Joe Abatelli sat the family near the front. The parents placed the girl between them, while the brothers sat with their backs to Chris and Tony.
Tony flashed his best smile.
“What was that for?”
“She looked at me.”
Chris glanced over his shoulder. Her enormous eyes were violet. “I am definitely in love.”
“She’s only about fifteen.”
“I will sleep in her garage for three years.” He stopped Joe as the owner went by calling orders to his bartender. “Hey, Joe, you got a line on those people?”
“What people?”
“The far-out girl with the huge ugly guys.”
Joe pulled away. “I hear he owns the Blue Bus Line,” he said coolly.
“She’s his daughter?”
“I don’t know ’em. They’re fro
m Brooklyn.”
“What are they doing here?”
“What are you, a detective? They came to my restaurant. I’m very complimented. I hear they own restaurants, too. In Canarsie.”

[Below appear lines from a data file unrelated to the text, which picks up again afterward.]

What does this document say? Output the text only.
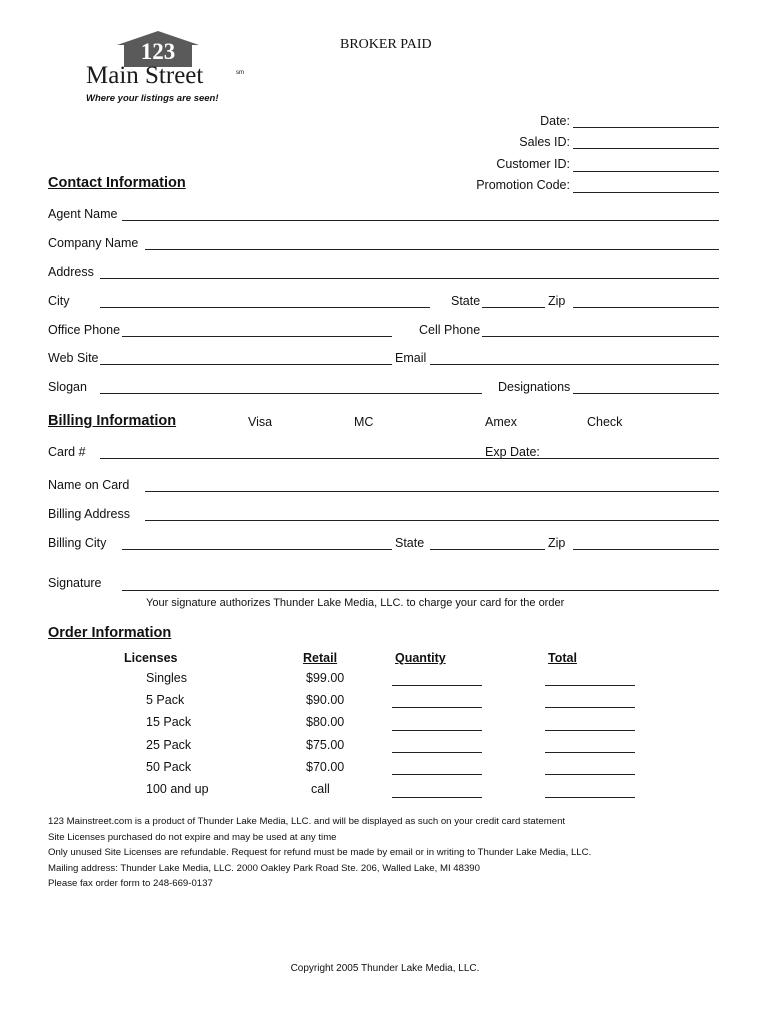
123
Main Street	sm
Where your listings are seen!
BROKER PAID
Date:
Sales ID:
Customer ID:
Promotion Code:
Contact Information
Agent Name
Company Name
Address
City	State	Zip
Office Phone	Cell Phone
Web Site	Email
Slogan	Designations
Billing Information	Visa	MC	Amex	Check
Card #	Exp Date:
Name on Card
Billing Address
Billing City	State	Zip
Signature
Your signature authorizes Thunder Lake Media, LLC. to charge your card for the order
Order Information
Licenses	Retail	Quantity	Total
Singles	$99.00
5 Pack	$90.00
15 Pack	$80.00
25 Pack	$75.00
50 Pack	$70.00
100 and up	call
123 Mainstreet.com is a product of Thunder Lake Media, LLC. and will be displayed as such on your credit card statement
Site Licenses purchased do not expire and may be used at any time
Only unused Site Licenses are refundable. Request for refund must be made by email or in writing to Thunder Lake Media, LLC.
Mailing address: Thunder Lake Media, LLC. 2000 Oakley Park Road Ste. 206, Walled Lake, MI 48390
Please fax order form to 248-669-0137
Copyright 2005 Thunder Lake Media, LLC.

Chris grinned. He felt spacey, high on the scotch, and abruptly happy, as if a weight had lifted and he could be twenty-one for a night instead of businessman of the year. “I’ll pay you eight hundred bucks for her phone number.”

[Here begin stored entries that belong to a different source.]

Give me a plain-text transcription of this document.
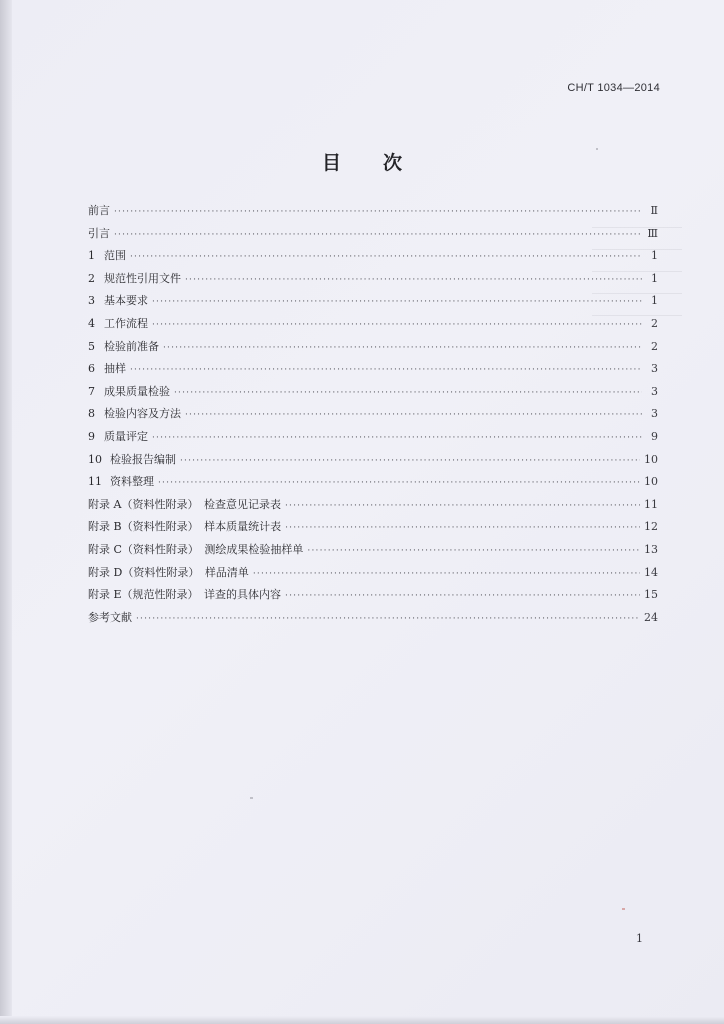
CH/T 1034—2014
目 次
前言 ·····	Ⅱ
引言 ·····	Ⅲ
1 范围 ·····	1
2 规范性引用文件 ·····	1
3 基本要求 ·····	1
4 工作流程 ·····	2
5 检验前准备 ·····	2
6 抽样 ·····	3
7 成果质量检验 ·····	3
8 检验内容及方法 ·····	3
9 质量评定 ·····	9
10 检验报告编制 ·····	10
11 资料整理 ·····	10
附录 A（资料性附录）　检查意见记录表 ·····	11
附录 B（资料性附录）　样本质量统计表 ·····	12
附录 C（资料性附录）　测绘成果检验抽样单 ·····	13
附录 D（资料性附录）　样品清单 ·····	14
附录 E（规范性附录）　详查的具体内容 ·····	15
参考文献 ·····	24
1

“I’m busy.” Joe hurried off.
“What’s with him?”
Tony shrugged.
“How about another drink?”
“Is she looking?”
“At me. What are you gonna eat?”
“Cheesecake on her breasts.”
Tony waved for the waiter. “How you doin’? Veal chop for Chris. Steak for me. Split a caesar salad?”
“Big one. And clams. Want to have clams first?”

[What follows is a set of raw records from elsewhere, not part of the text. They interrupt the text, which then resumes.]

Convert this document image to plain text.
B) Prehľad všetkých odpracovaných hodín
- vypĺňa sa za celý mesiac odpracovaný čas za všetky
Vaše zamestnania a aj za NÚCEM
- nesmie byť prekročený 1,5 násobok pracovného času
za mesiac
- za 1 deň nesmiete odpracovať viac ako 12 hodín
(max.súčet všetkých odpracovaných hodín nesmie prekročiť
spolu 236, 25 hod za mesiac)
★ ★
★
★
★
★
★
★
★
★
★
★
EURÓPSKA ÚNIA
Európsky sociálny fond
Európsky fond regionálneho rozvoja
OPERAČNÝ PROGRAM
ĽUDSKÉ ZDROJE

Tony said, “We’ll start with clams. And we’ll have another drink.”
“Doubles.”
The waiter wrote it down and left.
“What’s she doing?”
“They just got company.”
“Who?” Chris didn’t want to waste a turn around when she was distracted. “Who came in?”
“I’m not sure.” Tony looked tense, alert, like a hunter sniffing the wind.
“What’s going on?”
“I said I’m not sure.”
“I’m checking this out. I’ll get some cigarettes.”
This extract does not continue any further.